27 Février 2011 , Rédigé par M.M.S. Publié dans #Errances philosophiques.

     J’ai toujours cru à l’abstraction. Je ne peux plus le nier, et cela serait d’ailleurs inutile : on n’échappe pas à soi-même. Je m’en accommode donc. Oui, je crois en l’Amour, en l’existence du Bien et du Mal (même s’ils sont aussi banals l’un que l’autre, à mon avis), en l’Homme, à la grandeur humaine, à la générosité, etc. Peut-être viendra-t-il un temps où tout cela m’apparaîtra comme une formidable imbécillité. Mais ce temps n’est pas encore arrivé. Il fut une époque, pas si lointaine que cela, où une forme de désenchantement du monde me poussait à le regarder avec des yeux que je voulais lucides, mais qui n’étaient en réalité que désabusés, désespérés, et, à la longue, méchants. La lucidité n’est pas la noirceur, et il ne faut point l’alimenter, ou pire, la confondre avec le cynisme. Le faisant, on pense mal, car on pense contre soi. On fait preuve de mauvaise foi. Or, je pense que la valeur d’un homme se juge à la cohérence qu’il a avec lui-même. « Ruser avec ses principes » est le début du malheur.

     Que l’on me comprenne : je ne dis pas que le cynisme n’est pas humain. Il l’est parfaitement, chez certains. A ceux-là, que bien leur prenne de voir le monde ainsi, de traiter les hommes ainsi. C’est leur manière d’être eux-mêmes, d’exister ; cela, nul ne saurait leur en faire le reproche. Ce que je dis, c’est qu’il ne faut pas, dans un mécanisme de pensée que je rencontre hélas de plus en plus souvent, croire que la seule façon de vivre bien est d’être cynique envers la vie. L’essentiel ici est de vivre juste, c’est-à-dire en accord avec soi-même, suivant les idées qu’on aura pensées soi-même. L’essentiel ici est d’être vrai envers soi.

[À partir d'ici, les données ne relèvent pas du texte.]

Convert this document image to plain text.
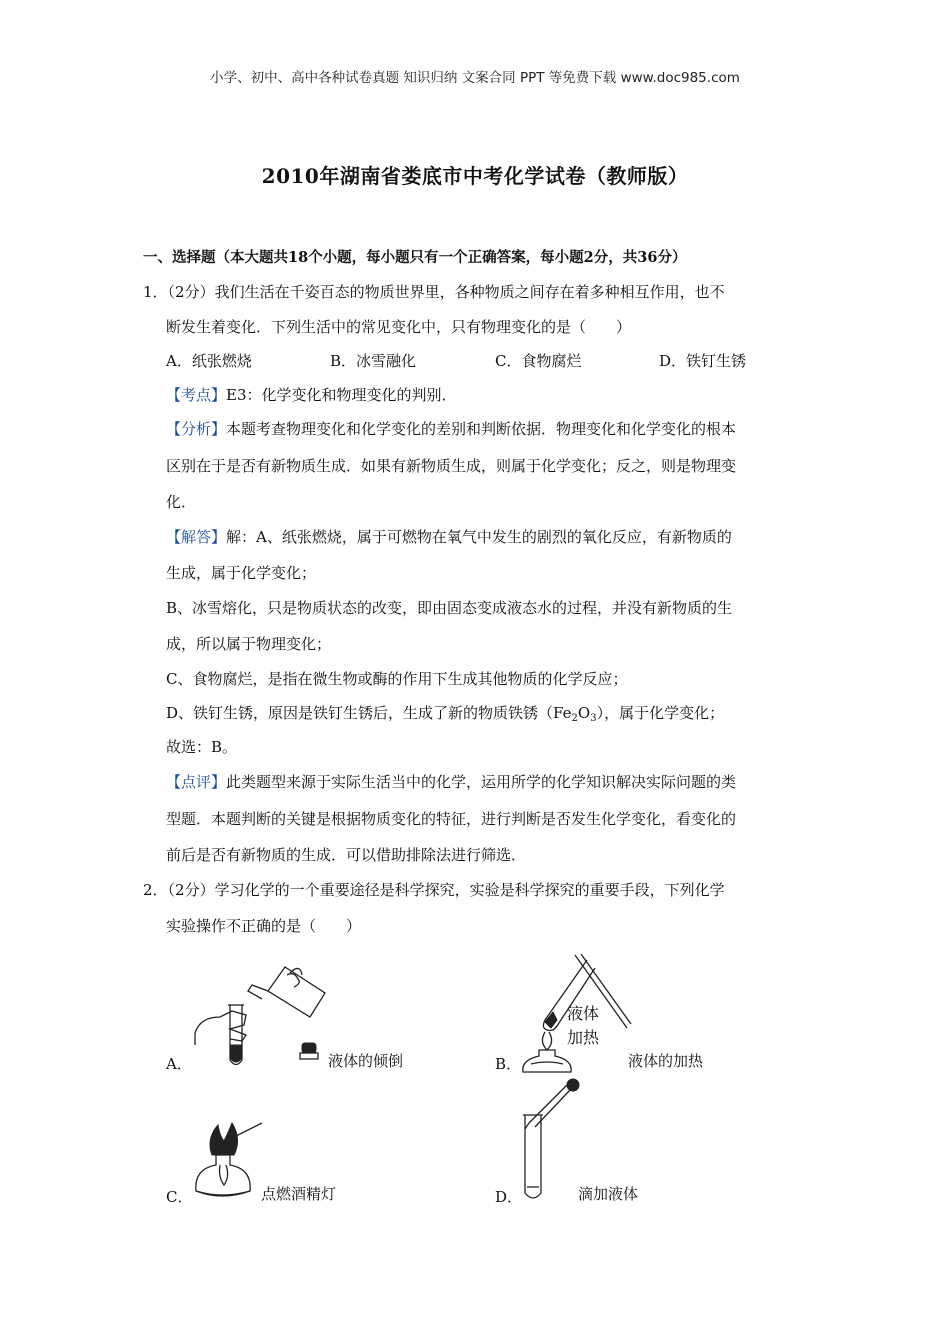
小学、初中、高中各种试卷真题 知识归纳 文案合同 PPT 等免费下载 www.doc985.com
2010年湖南省娄底市中考化学试卷（教师版）
一、选择题（本大题共18个小题，每小题只有一个正确答案，每小题2分，共36分）
1．（2分）我们生活在千姿百态的物质世界里，各种物质之间存在着多种相互作用，也不
断发生着变化．下列生活中的常见变化中，只有物理变化的是（　　）
A．纸张燃烧	B．冰雪融化	C．食物腐烂	D．铁钉生锈
【考点】E3：化学变化和物理变化的判别．
【分析】本题考查物理变化和化学变化的差别和判断依据．物理变化和化学变化的根本
区别在于是否有新物质生成．如果有新物质生成，则属于化学变化；反之，则是物理变
化．
【解答】解：A、纸张燃烧，属于可燃物在氧气中发生的剧烈的氧化反应，有新物质的
生成，属于化学变化；
B、冰雪熔化，只是物质状态的改变，即由固态变成液态水的过程，并没有新物质的生
成，所以属于物理变化；
C、食物腐烂，是指在微生物或酶的作用下生成其他物质的化学反应；
D、铁钉生锈，原因是铁钉生锈后，生成了新的物质铁锈$(Fe_2O_3)$，属于化学变化；
故选：B。
【点评】此类题型来源于实际生活当中的化学，运用所学的化学知识解决实际问题的类
型题．本题判断的关键是根据物质变化的特征，进行判断是否发生化学变化，看变化的
前后是否有新物质的生成．可以借助排除法进行筛选．
2．（2分）学习化学的一个重要途径是科学探究，实验是科学探究的重要手段，下列化学
实验操作不正确的是（　　）
A．	液体的倾倒
液体
加热
B．	液体的加热
C．	点燃酒精灯	D．	滴加液体
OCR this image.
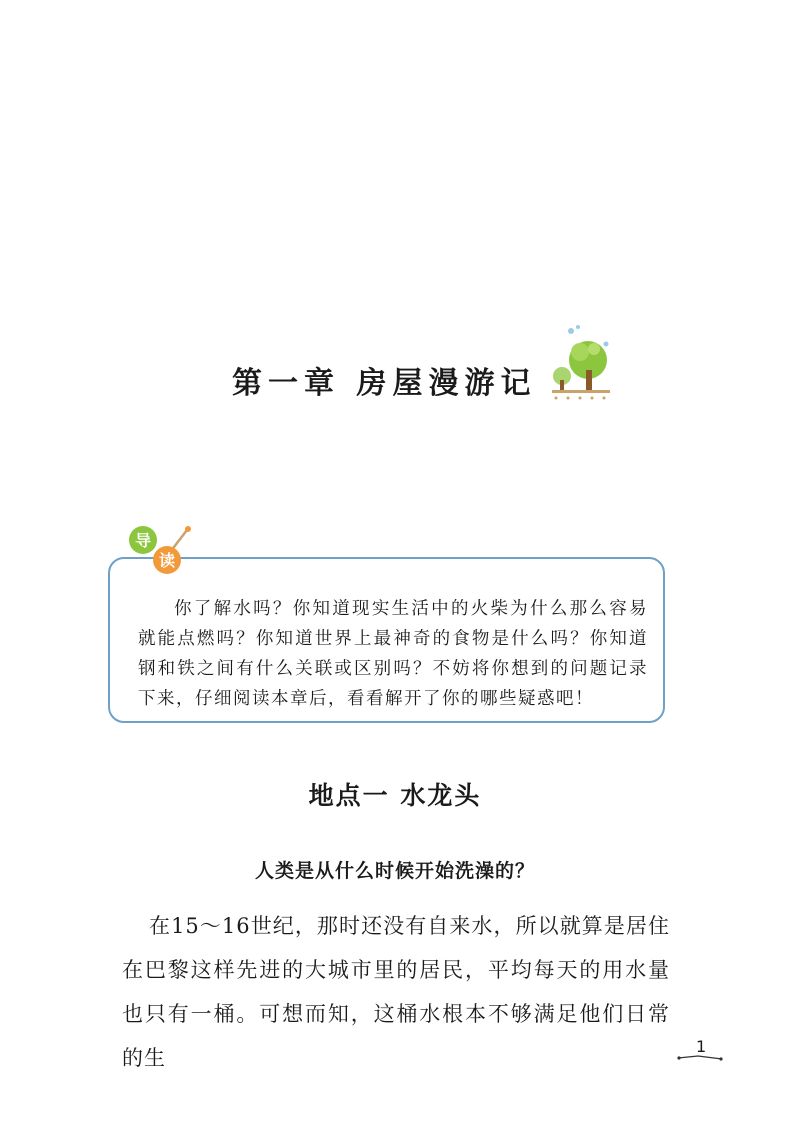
第一章 房屋漫游记
导
读

你了解水吗？你知道现实生活中的火柴为什么那么容易就能点燃吗？你知道世界上最神奇的食物是什么吗？你知道钢和铁之间有什么关联或区别吗？不妨将你想到的问题记录下来，仔细阅读本章后，看看解开了你的哪些疑惑吧！

地点一 水龙头
人类是从什么时候开始洗澡的？

在15～16世纪，那时还没有自来水，所以就算是居住在巴黎这样先进的大城市里的居民，平均每天的用水量也只有一桶。可想而知，这桶水根本不够满足他们日常的生	1
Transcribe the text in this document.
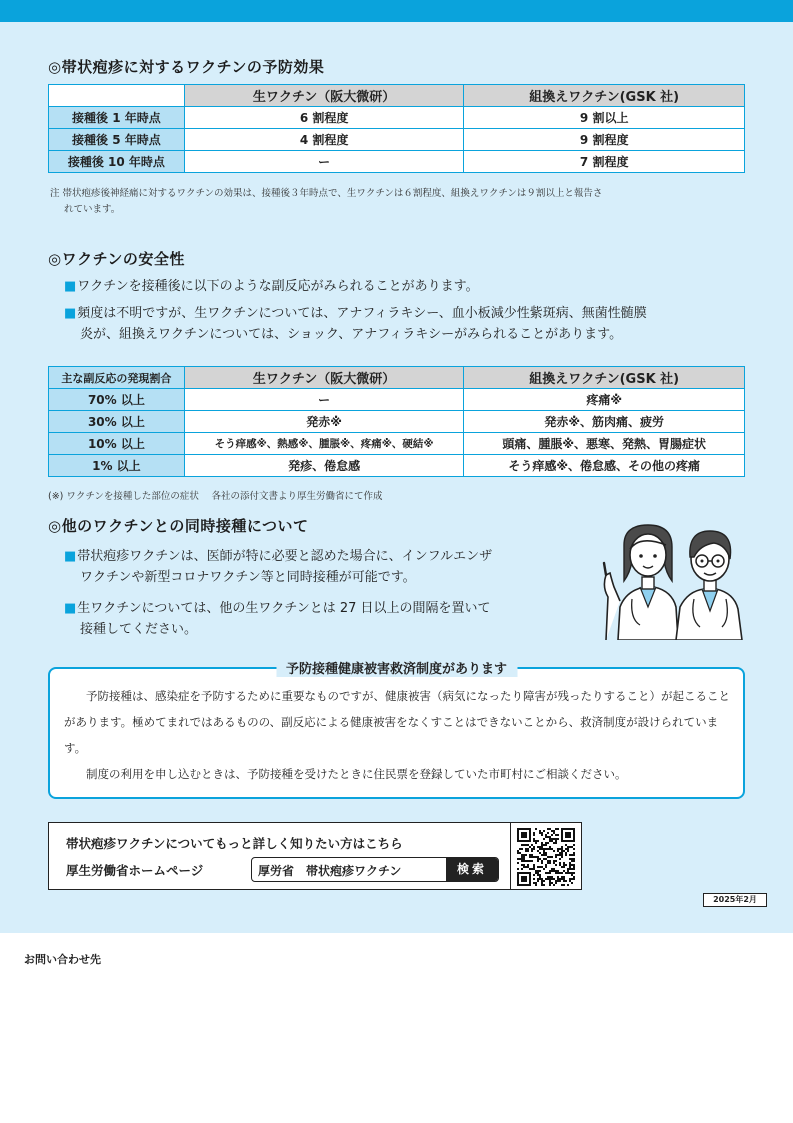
◎帯状疱疹に対するワクチンの予防効果
	生ワクチン（阪大微研）	組換えワクチン(GSK 社)
接種後 1 年時点	6 割程度	9 割以上
接種後 5 年時点	4 割程度	9 割程度
接種後 10 年時点	ー	7 割程度
注 帯状疱疹後神経痛に対するワクチンの効果は、接種後３年時点で、生ワクチンは６割程度、組換えワクチンは９割以上と報告さ
れています。
◎ワクチンの安全性
■ワクチンを接種後に以下のような副反応がみられることがあります。
■頻度は不明ですが、生ワクチンについては、アナフィラキシー、血小板減少性紫斑病、無菌性髄膜
炎が、組換えワクチンについては、ショック、アナフィラキシーがみられることがあります。
主な副反応の発現割合	生ワクチン（阪大微研）	組換えワクチン(GSK 社)
70% 以上	ー	疼痛※
30% 以上	発赤※	発赤※、筋肉痛、疲労
10% 以上	そう痒感※、熱感※、腫脹※、疼痛※、硬結※	頭痛、腫脹※、悪寒、発熱、胃腸症状
1% 以上	発疹、倦怠感	そう痒感※、倦怠感、その他の疼痛
(※) ワクチンを接種した部位の症状　 各社の添付文書より厚生労働省にて作成
◎他のワクチンとの同時接種について
■帯状疱疹ワクチンは、医師が特に必要と認めた場合に、インフルエンザ
ワクチンや新型コロナワクチン等と同時接種が可能です。
■生ワクチンについては、他の生ワクチンとは 27 日以上の間隔を置いて
接種してください。
予防接種健康被害救済制度があります

予防接種は、感染症を予防するために重要なものですが、健康被害（病気になったり障害が残ったりすること）が起こることがあります。極めてまれではあるものの、副反応による健康被害をなくすことはできないことから、救済制度が設けられています。

制度の利用を申し込むときは、予防接種を受けたときに住民票を登録していた市町村にご相談ください。

帯状疱疹ワクチンについてもっと詳しく知りたい方はこちら
厚生労働省ホームページ	厚労省　帯状疱疹ワクチン	検索
2025年2月
お問い合わせ先
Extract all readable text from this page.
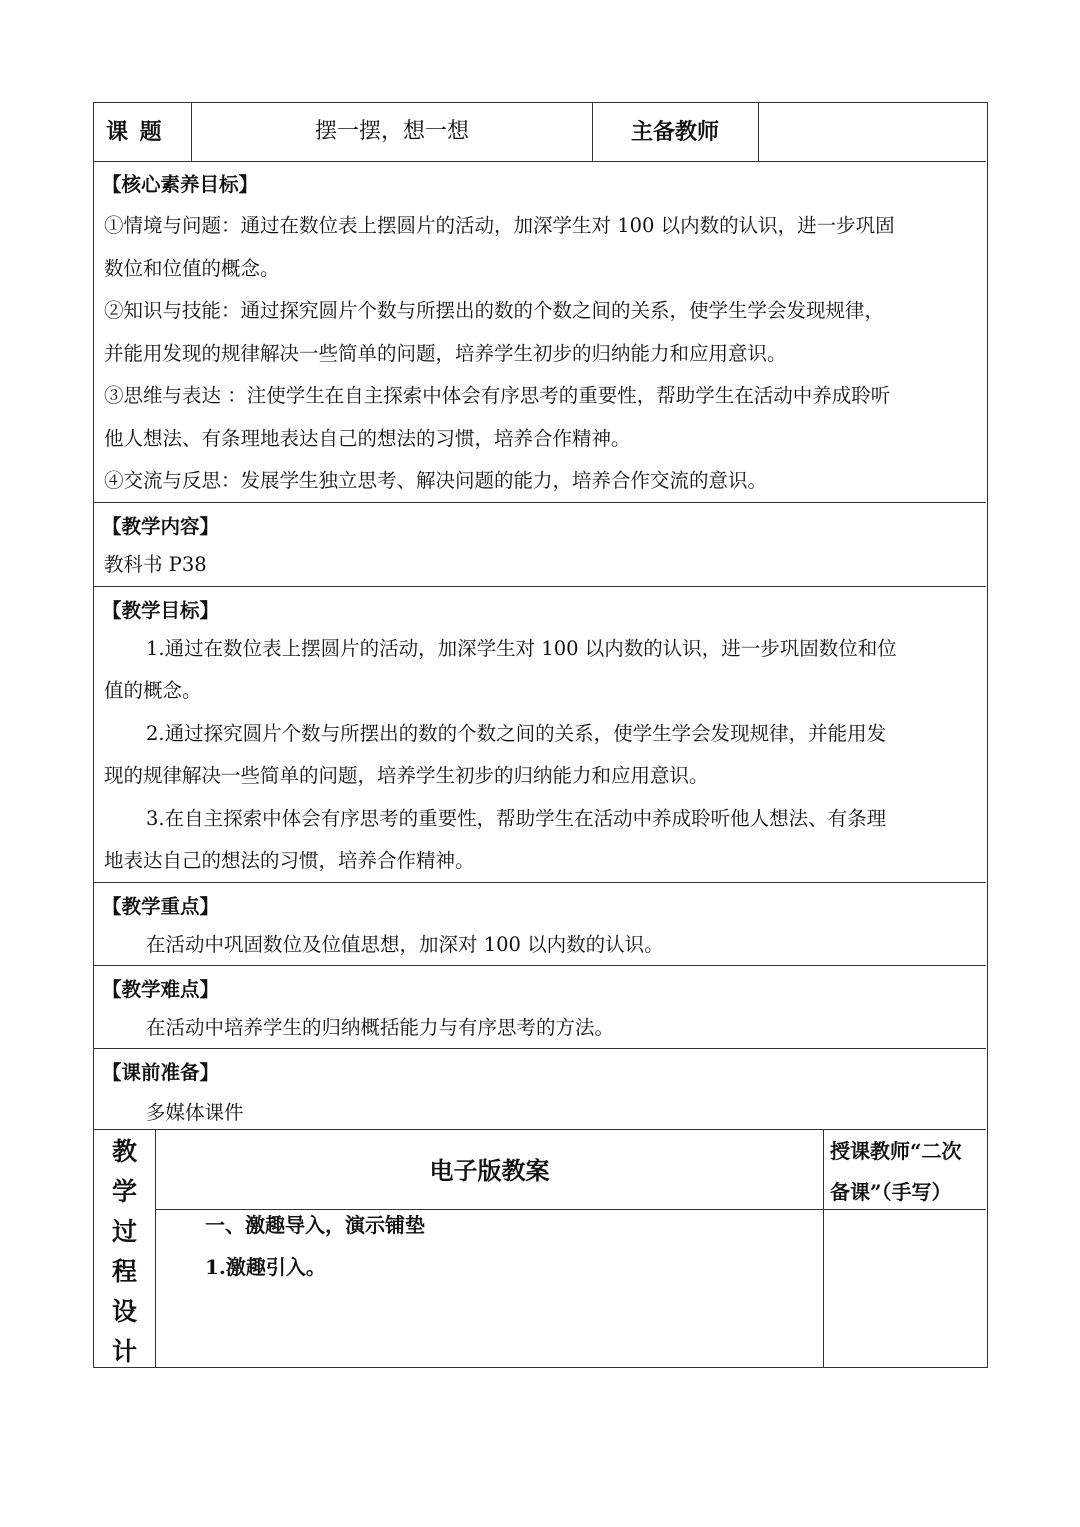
课 题	摆一摆，想一想	主备教师
【核心素养目标】
①情境与问题：通过在数位表上摆圆片的活动，加深学生对 100 以内数的认识，进一步巩固
数位和位值的概念。
②知识与技能：通过探究圆片个数与所摆出的数的个数之间的关系，使学生学会发现规律，
并能用发现的规律解决一些简单的问题，培养学生初步的归纳能力和应用意识。
③思维与表达 ：注使学生在自主探索中体会有序思考的重要性，帮助学生在活动中养成聆听
他人想法、有条理地表达自己的想法的习惯，培养合作精神。
④交流与反思：发展学生独立思考、解决问题的能力，培养合作交流的意识。
【教学内容】
教科书 P38
【教学目标】
1.通过在数位表上摆圆片的活动，加深学生对 100 以内数的认识，进一步巩固数位和位
值的概念。
2.通过探究圆片个数与所摆出的数的个数之间的关系，使学生学会发现规律，并能用发
现的规律解决一些简单的问题，培养学生初步的归纳能力和应用意识。
3.在自主探索中体会有序思考的重要性，帮助学生在活动中养成聆听他人想法、有条理
地表达自己的想法的习惯，培养合作精神。
【教学重点】
在活动中巩固数位及位值思想，加深对 100 以内数的认识。
【教学难点】
在活动中培养学生的归纳概括能力与有序思考的方法。
【课前准备】
多媒体课件
教
学
过
程
设
计
电子版教案
授课教师“二次
备课”（手写）
一、激趣导入，演示铺垫
1.激趣引入。
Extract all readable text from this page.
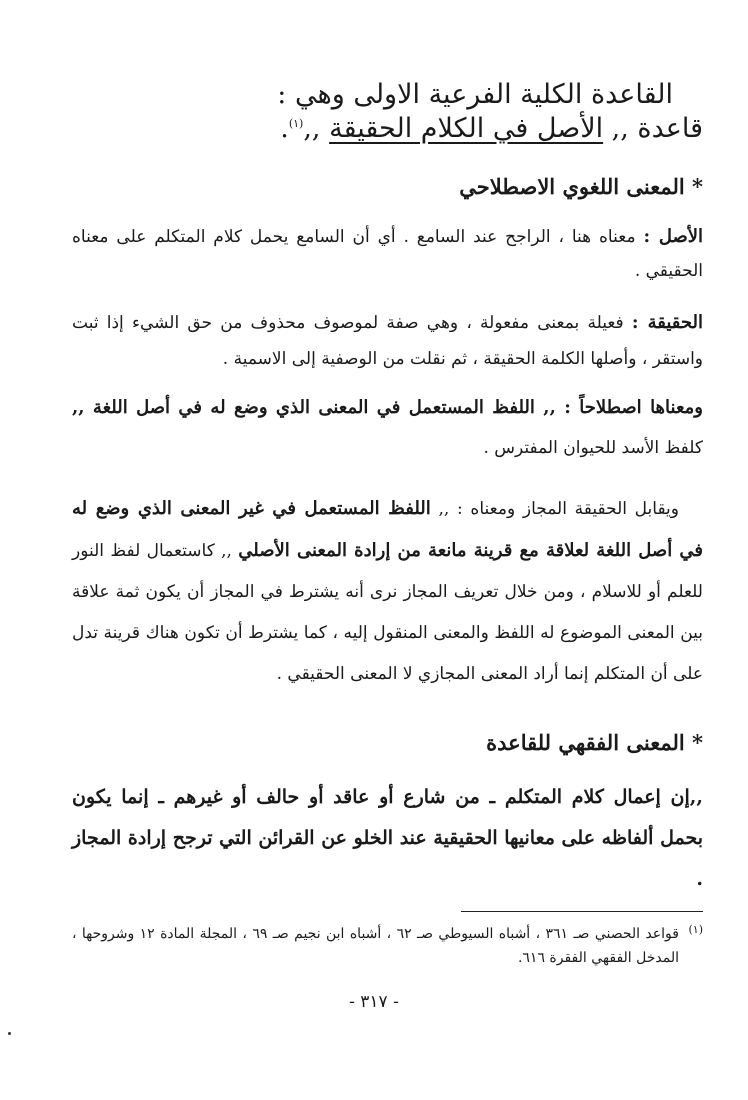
القاعدة الكلية الفرعية الاولى وهي :
قاعدة ,, الأصل في الكلام الحقيقة ,,$^{(١)}$.
* المعنى اللغوي الاصطلاحي
الأصل : معناه هنا ، الراجح عند السامع . أي أن السامع يحمل كلام المتكلم على معناه الحقيقي .
الحقيقة : فعيلة بمعنى مفعولة ، وهي صفة لموصوف محذوف من حق الشيء إذا ثبت واستقر ، وأصلها الكلمة الحقيقة ، ثم نقلت من الوصفية إلى الاسمية .
ومعناها اصطلاحاً : ,, اللفظ المستعمل في المعنى الذي وضع له في أصل اللغة ,, كلفظ الأسد للحيوان المفترس .
ويقابل الحقيقة المجاز ومعناه : ,, اللفظ المستعمل في غير المعنى الذي وضع له في أصل اللغة لعلاقة مع قرينة مانعة من إرادة المعنى الأصلي ,, كاستعمال لفظ النور للعلم أو للاسلام ، ومن خلال تعريف المجاز نرى أنه يشترط في المجاز أن يكون ثمة علاقة بين المعنى الموضوع له اللفظ والمعنى المنقول إليه ، كما يشترط أن تكون هناك قرينة تدل على أن المتكلم إنما أراد المعنى المجازي لا المعنى الحقيقي .
* المعنى الفقهي للقاعدة
,,إن إعمال كلام المتكلم ـ من شارع أو عاقد أو حالف أو غيرهم ـ إنما يكون بحمل ألفاظه على معانيها الحقيقية عند الخلو عن القرائن التي ترجح إرادة المجاز .
(١)
قواعد الحصني صـ ٣٦١ ، أشباه السيوطي صـ ٦٢ ، أشباه ابن نجيم صـ ٦٩ ، المجلة المادة ١٢ وشروحها ، المدخل الفقهي الفقرة ٦١٦.
- ٣١٧ -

     Il y a dans nos sociétés des vagues, des tendances. Il est très drôle de voir que les hommes croient y être indépendants, alors qu’ils sont de plain-pied dans les effets de masse. L’on croit être libre. L’on est qu’un chaînon. Une forme de « massification des individus », et il n’y a au fond pas vraiment de contradiction dans l’expression, produit des « types ». Il faut être « ainsi », ou vivre dans la marge. Et dire que nous sommes censés être à l’ère de la liberté… Pâle liberté, illusoire liberté donc, que celle-ci. Nous ne sommes plus loin de l’obscurantisme. Il faudrait peut-être de nouvelles Lumières, et un rappel de l’injonction kantienne du « penser par soi-même. »

     Je me suis un peu éloigné de mon problème initial. C’est qu’il fallait que je montre ce qui me semble en être le levier principal.

     Je vis dans une époque où il ne fait pas bon croire aux idées. L’on est vite taxé de rêveur. « Idéaliste » est devenu une insulte. Cela est synonyme souvent de niais, de candide, d’utopiste, de con. Mais tout cela est faux, et l’amalgame est injuste. Croire aux idées n’exclut pas l’immersion totale dans le monde et dans la réalité. Simplement, la nécessité de changer certaines choses impose que l’on pense, que l’on veuille encore faire confiance à la raison (malgré les dérives auxquelles elle a mené l’humanité), et aux idées qu’elle produit. Nous n’avons que la raison, et elle produit des idées qu’il nous revient de juger, et de mettre ou non en pratique. Le hiatus qui a longtemps prévalu, et qui prévaut encore, entre l’idéalisme et le matérialisme me semble absurde. Les idées sont au service du réel. L’action sur le réel est le prolongement d’une idée. Cela s’arrête là.

     Je l’ai déjà dit ici, je ne crois pas que l’optimisme ou le pessimisme aient tous deux quelque sens, à l’échelle humaine. La complexité de l’Homme interdit toute adhésion à ces façons prédéfinies de le penser. Ce qui est décisif, par contre, c’est d’être capable de replacer l’Homme, et la raison humaine, au cœur des événements de leur temps. Ce recentrage ne signifie pas que l’homme soit « maître et possesseur de la nature », ou qu’il soit guide absolu. On sait les monumentales erreurs auxquelles nous a conduits l’anthropocentrisme au cours des siècles, et « l’Homme n’est pas un empire dans un empire », comme le disait Spinoza. Ce recentrage signifie juste que l’Homme est responsable, car libre et doté d’une raison dont il doit user pour améliorer son sort, et celui du monde.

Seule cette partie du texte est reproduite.